What was found is that if people aren't struggling to pay the rent, they have more time to make whatever business they work for more successful than if they are financially struggling every single day to make ends meet.

So, if you "share the wealth" and do it right it might make your business more successful than it already is if you are a sole proprietor.

Because once you start selling stocks and become a corporation you become beholding to your stockholders and then are forced to not help your employees as much and then maintaining the success of your business is more difficult as a result.

Because the actual engine of any business is: "Motivated employees and loyal clients who actually have a real interest in the success of your business".

The problem with partnerships would be that your partners might not want to "Share the wealth" and the same for Stockholders.
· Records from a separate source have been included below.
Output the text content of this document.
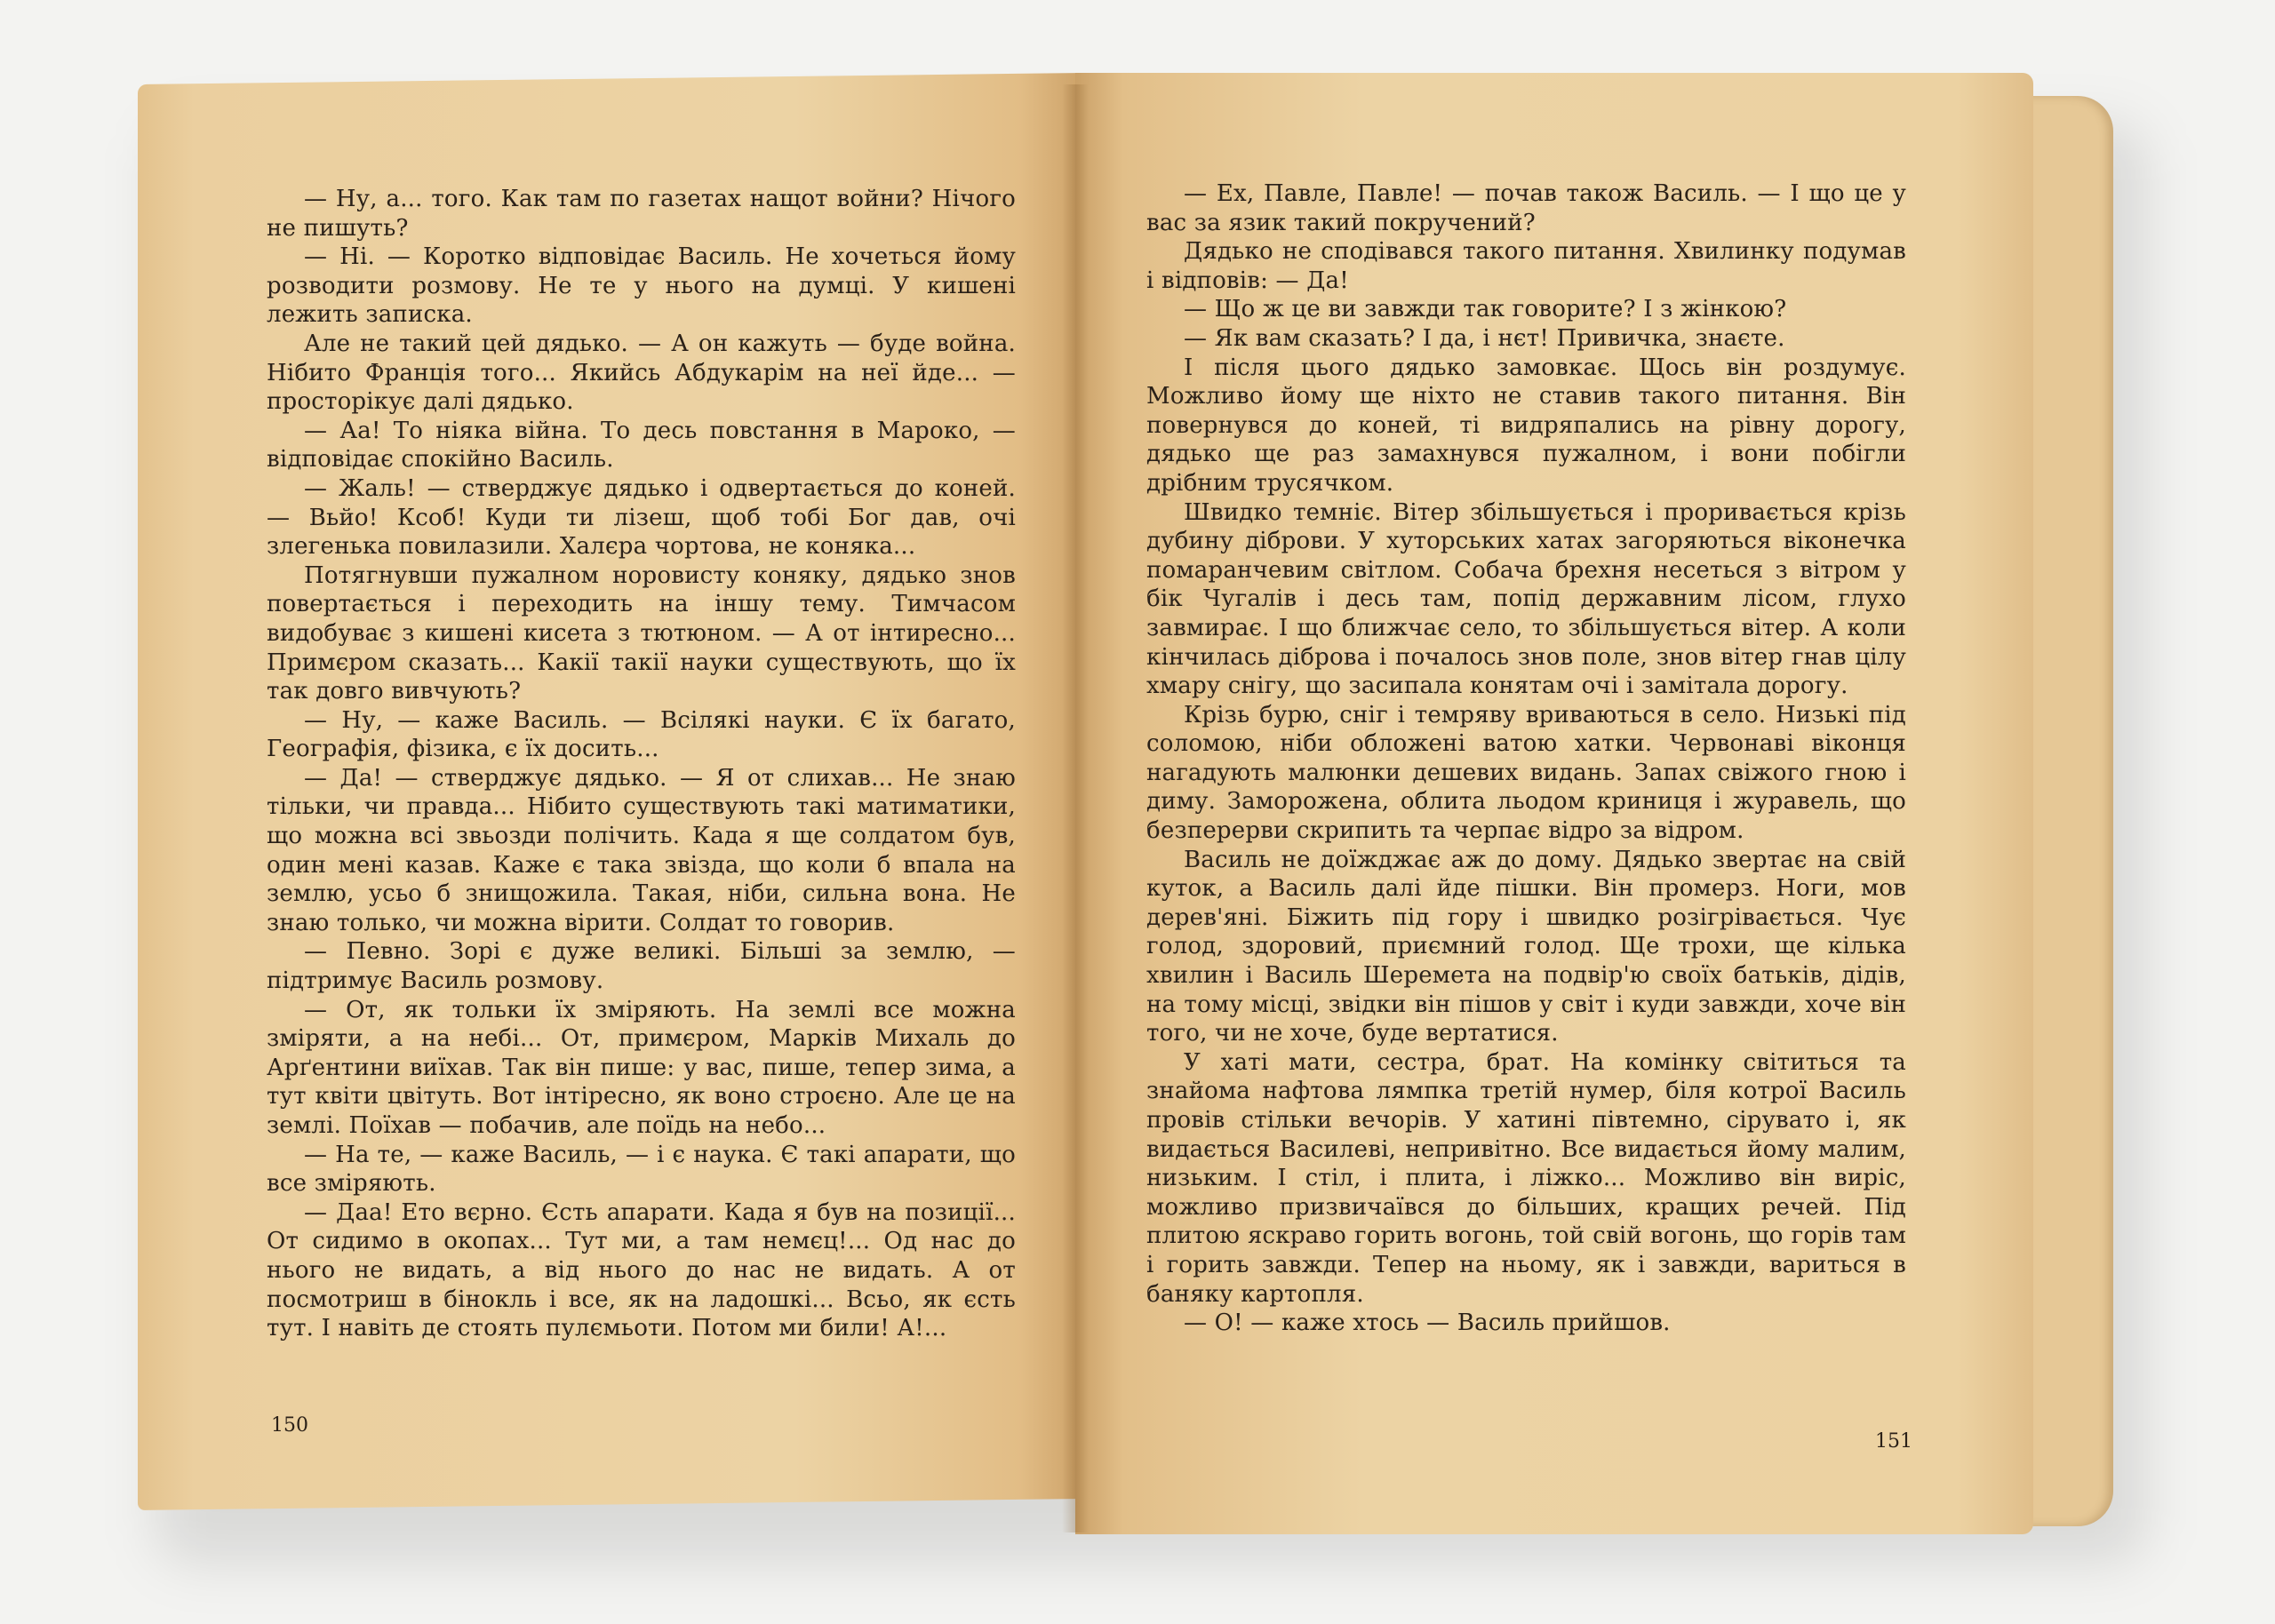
— Ну, а... того. Как там по газетах нащот войни? Нічого не пишуть?

— Ні. — Коротко відповідає Василь. Не хочеться йому розводити розмову. Не те у нього на думці. У кишені лежить записка.

Але не такий цей дядько. — А он кажуть — буде война. Нібито Франція того... Якийсь Абдукарім на неї йде... — просторікує далі дядько.

— Аа! То ніяка війна. То десь повстання в Мароко, — відповідає спокійно Василь.

— Жаль! — стверджує дядько і одвертається до коней. — Вьйо! Ксоб! Куди ти лізеш, щоб тобі Бог дав, очі злегенька повилазили. Халєра чортова, не коняка...

Потягнувши пужалном норовисту коняку, дядько знов повертається і переходить на іншу тему. Тимчасом видобуває з кишені кисета з тютюном. — А от інтиресно... Примєром сказать... Какії такії науки существують, що їх так довго вивчують?

— Ну, — каже Василь. — Всілякі науки. Є їх багато, Географія, фізика, є їх досить...

— Да! — стверджує дядько. — Я от слихав... Не знаю тільки, чи правда... Нібито существують такі матиматики, що можна всі звьозди полічить. Када я ще солдатом був, один мені казав. Каже є така звізда, що коли б впала на землю, усьо б знищожила. Такая, ніби, сильна вона. Не знаю только, чи можна вірити. Солдат то говорив.

— Певно. Зорі є дуже великі. Більші за землю, — підтримує Василь розмову.

— От, як тольки їх зміряють. На землі все можна зміряти, а на небі... От, примєром, Марків Михаль до Арґентини виїхав. Так він пише: у вас, пише, тепер зима, а тут квіти цвітуть. Вот інтіресно, як воно строєно. Але це на землі. Поїхав — побачив, але поїдь на небо...

— На те, — каже Василь, — і є наука. Є такі апарати, що все зміряють.

— Даа! Ето вєрно. Єсть апарати. Када я був на позиції... От сидимо в окопах... Тут ми, а там немєц!... Од нас до нього не видать, а від нього до нас не видать. А от посмотриш в бінокль і все, як на ладошкі... Всьо, як єсть тут. І навіть де стоять пулємьоти. Потом ми били! А!...

150

— Ех, Павле, Павле! — почав також Василь. — І що це у вас за язик такий покручений?

Дядько не сподівався такого питання. Хвилинку подумав і відповів: — Да!

— Що ж це ви завжди так говорите? І з жінкою?

— Як вам сказать? І да, і нєт! Привичка, знаєте.

І після цього дядько замовкає. Щось він роздумує. Можливо йому ще ніхто не ставив такого питання. Він повернувся до коней, ті видряпались на рівну дорогу, дядько ще раз замахнувся пужалном, і вони побігли дрібним трусячком.

Швидко темніє. Вітер збільшується і проривається крізь дубину діброви. У хуторських хатах загоряються віконечка помаранчевим світлом. Собача брехня несеться з вітром у бік Чугалів і десь там, попід державним лісом, глухо завмирає. І що ближчає село, то збільшується вітер. А коли кінчилась діброва і почалось знов поле, знов вітер гнав цілу хмару снігу, що засипала конятам очі і замітала дорогу.

Крізь бурю, сніг і темряву вриваються в село. Низькі під соломою, ніби обложені ватою хатки. Червонаві віконця нагадують малюнки дешевих видань. Запах свіжого гною і диму. Заморожена, облита льодом криниця і журавель, що безперерви скрипить та черпає відро за відром.

Василь не доїжджає аж до дому. Дядько звертає на свій куток, а Василь далі йде пішки. Він промерз. Ноги, мов дерев'яні. Біжить під гору і швидко розігрівається. Чує голод, здоровий, приємний голод. Ще трохи, ще кілька хвилин і Василь Шеремета на подвір'ю своїх батьків, дідів, на тому місці, звідки він пішов у світ і куди завжди, хоче він того, чи не хоче, буде вертатися.

У хаті мати, сестра, брат. На комінку світиться та знайома нафтова лямпка третій нумер, біля котрої Василь провів стільки вечорів. У хатині півтемно, сірувато і, як видається Василеві, непривітно. Все видається йому малим, низьким. І стіл, і плита, і ліжко... Можливо він виріс, можливо призвичаївся до більших, кращих речей. Під плитою яскраво горить вогонь, той свій вогонь, що горів там і горить завжди. Тепер на ньому, як і завжди, вариться в баняку картопля.

— О! — каже хтось — Василь прийшов.

151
Gravity is being sued by the brother who was a partner originally of the owner which might end this "Share the Wealth" Business which is why I advocate a sole proprietorship as a way to "Share the wealth". I could see rich entrepreneurs already successful starting new sole proprietorships as a way to "Share the Wealth". I could also see young entrepreneurs who start successful businesses doing the same for altruistic reasons or because they want to increase the wealth of their citizens and the GDP of their countries to become more successful over time.

So, the ideal "Share the wealth business" likely would be operated as a Sole proprietorship.

However, for it to work you have to be both practical and successful to begin with to the point where your business can keep on growing ongoing. When people find out you are doing this they will tend to become more loyal to your brand because you are helping your employees which might also be their relatives and friends.

My wife has a Master's in Business Administration specializing in Non-profits.

I asked her whether it would be practical to create a "Share the Wealth" Category of businesses that were hybrids between for profits and non-profits.

She said that that would not presently be possible because of the present legal structure of Business laws here in the U.S.

So, if she is right, the Sole proprietor model most effectively addresses "Sharing the wealth" to bring back the middle Class (and the functionality of the U.S. government) which cannot work with no middle Class like now. So, if you want our government to be functional again you have to address the problem of a dying middle Class.

Otherwise, the U.S. will just become another Banana Republic over time. IF you think it has been bad the last 15 years just wait if business keeps killing the middle Class in the U.S.

There has been no greater imbalance since the 1929 during the Stock market Crash in regard to the ratio of rich to poor here in the U.S.

That's how bad it presently is.

So, sole proprietorships might be a hope in returning a middle Class to the U.S. so the government can function once again.